When Ireland’s economy was pulled down by its sovereign debt crisis last year,
its rating went down from a sturdy A to a less than impressive B, barely
investment grade status. Earlier this year Ireland was then assigned a junk
status rating by Moody’s, although it maintained its BBB+ rating from S&P and
Fitch’s.
The pensions regulator in Chile downgraded Irish-domiciled UCITS funds because
the country no longer has an A rating, which means it no longer qualifies for
the general investment category. The country in which the fund is domiciled, its
manager or holding company should have a registered A rating, according to
Chilean pension fund rules.

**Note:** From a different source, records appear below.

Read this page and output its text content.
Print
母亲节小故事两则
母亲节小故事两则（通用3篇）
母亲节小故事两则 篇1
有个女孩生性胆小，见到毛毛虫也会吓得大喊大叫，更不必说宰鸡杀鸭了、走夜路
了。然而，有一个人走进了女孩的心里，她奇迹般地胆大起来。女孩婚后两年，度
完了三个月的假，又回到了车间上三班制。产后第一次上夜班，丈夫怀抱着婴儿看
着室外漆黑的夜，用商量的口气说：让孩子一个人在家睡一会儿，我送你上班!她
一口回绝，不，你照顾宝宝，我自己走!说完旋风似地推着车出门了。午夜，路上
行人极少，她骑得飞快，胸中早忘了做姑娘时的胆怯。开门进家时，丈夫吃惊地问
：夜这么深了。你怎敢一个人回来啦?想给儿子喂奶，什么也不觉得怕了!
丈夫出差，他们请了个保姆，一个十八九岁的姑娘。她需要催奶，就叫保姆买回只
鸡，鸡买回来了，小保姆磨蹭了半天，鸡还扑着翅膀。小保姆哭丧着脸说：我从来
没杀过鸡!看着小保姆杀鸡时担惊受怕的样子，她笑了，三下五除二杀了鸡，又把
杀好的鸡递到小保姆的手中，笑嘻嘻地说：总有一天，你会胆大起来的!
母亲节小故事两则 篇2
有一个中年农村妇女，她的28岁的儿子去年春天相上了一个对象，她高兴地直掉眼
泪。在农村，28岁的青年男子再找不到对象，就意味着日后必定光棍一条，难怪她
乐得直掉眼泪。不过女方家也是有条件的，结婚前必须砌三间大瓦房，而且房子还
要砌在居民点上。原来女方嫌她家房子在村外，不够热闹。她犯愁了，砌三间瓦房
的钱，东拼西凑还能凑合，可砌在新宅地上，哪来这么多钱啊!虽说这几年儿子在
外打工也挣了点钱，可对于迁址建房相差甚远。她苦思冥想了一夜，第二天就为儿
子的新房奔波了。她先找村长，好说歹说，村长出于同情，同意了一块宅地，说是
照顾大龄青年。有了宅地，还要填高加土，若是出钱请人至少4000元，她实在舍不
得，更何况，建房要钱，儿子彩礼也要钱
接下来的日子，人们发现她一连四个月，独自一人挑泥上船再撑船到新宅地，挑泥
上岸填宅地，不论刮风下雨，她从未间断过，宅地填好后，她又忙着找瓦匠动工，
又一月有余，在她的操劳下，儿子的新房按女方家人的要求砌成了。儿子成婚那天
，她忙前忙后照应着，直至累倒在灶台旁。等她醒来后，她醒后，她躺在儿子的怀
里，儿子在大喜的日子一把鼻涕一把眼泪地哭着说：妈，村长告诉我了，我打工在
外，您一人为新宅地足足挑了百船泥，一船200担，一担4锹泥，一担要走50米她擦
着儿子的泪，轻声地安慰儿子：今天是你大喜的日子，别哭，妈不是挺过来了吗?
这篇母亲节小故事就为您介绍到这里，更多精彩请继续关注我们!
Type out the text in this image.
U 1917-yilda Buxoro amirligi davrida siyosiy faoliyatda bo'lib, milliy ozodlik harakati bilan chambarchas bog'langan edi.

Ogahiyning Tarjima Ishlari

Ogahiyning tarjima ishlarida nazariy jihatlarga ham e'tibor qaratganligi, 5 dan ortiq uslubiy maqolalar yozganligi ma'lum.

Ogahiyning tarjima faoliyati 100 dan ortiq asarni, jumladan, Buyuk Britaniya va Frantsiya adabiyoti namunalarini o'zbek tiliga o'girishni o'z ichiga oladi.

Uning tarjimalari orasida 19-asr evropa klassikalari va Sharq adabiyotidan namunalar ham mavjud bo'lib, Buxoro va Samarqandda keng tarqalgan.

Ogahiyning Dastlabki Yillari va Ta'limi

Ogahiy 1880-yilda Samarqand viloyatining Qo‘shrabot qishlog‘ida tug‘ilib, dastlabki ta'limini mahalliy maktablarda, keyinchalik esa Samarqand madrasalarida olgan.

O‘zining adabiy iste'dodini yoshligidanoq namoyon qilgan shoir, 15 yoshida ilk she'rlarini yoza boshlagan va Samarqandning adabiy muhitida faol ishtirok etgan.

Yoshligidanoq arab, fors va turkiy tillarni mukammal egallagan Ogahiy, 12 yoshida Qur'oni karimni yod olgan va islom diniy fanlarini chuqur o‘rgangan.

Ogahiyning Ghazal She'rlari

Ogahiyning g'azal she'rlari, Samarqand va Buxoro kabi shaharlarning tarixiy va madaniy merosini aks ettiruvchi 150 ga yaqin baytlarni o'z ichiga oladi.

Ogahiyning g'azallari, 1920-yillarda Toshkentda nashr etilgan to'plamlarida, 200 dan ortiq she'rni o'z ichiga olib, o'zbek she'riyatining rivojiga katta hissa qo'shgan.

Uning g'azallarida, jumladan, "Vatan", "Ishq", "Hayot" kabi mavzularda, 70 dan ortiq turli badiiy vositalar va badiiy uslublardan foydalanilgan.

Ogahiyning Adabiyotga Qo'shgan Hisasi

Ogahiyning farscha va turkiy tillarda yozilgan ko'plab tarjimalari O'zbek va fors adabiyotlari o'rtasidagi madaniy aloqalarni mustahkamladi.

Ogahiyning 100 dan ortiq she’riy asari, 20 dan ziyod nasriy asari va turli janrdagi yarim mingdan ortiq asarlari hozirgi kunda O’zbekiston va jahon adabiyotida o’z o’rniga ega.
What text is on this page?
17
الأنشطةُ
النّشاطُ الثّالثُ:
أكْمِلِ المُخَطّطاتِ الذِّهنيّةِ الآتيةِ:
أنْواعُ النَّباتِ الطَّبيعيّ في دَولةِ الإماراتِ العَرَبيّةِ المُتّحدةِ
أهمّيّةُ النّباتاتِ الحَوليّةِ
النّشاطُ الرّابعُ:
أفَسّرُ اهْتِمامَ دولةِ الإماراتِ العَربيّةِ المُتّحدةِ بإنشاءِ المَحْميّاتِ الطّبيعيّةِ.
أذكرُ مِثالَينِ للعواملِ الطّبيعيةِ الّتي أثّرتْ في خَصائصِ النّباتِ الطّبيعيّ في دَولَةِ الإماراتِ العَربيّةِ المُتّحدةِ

So Irish funds are now in a ‘restricted investment’
category after the country’s debt was downgraded by Moody’s.
It is important for the pensions authorities in Chile to be cautious – after
all, they are responsible the contributions of individual pensions savers. As
more and more countries face sovereign debt issues, and are therefore downgraded
by ratings agencies, the potential risks of individual countries should be
reviewed on a case-by-case basis. But is the way Irish-domiciled UCITS funds are
treated by the Chilean authorities not a bit excessive?
The fund industry in Ireland is completely separate from the country’s sovereign
risk woes, according to Gary Palmer, chief executive of the Irish Funds Industry
Association (see
earlier story).
In fact, the fund industry may also have been one of the few industries in the
jurisdiction to benefit from the sovereign debt crisis (see
earlier story).
In the past three decades, Ireland has also carved out a reputation for being
one of the best places to provide fund administration services. It also had the
highest level of net inflows to funds in Europe in the first half of the year,
according to the latest European Fund and Asset Management Association
statistics.
The funds industry in Ireland has a strong reputation internationally. And it
seems most unlikely – almost preposterous – that, as a result of its financial
problems, the Irish government will seize the assets of funds domiciled in the
country or impose punitive taxes to try and boost a failing economy. Rather, it
seem that renewed growth in the funds business would be more the kind of
development that would help the country climb out of the credit-fueled mess it
currently is in.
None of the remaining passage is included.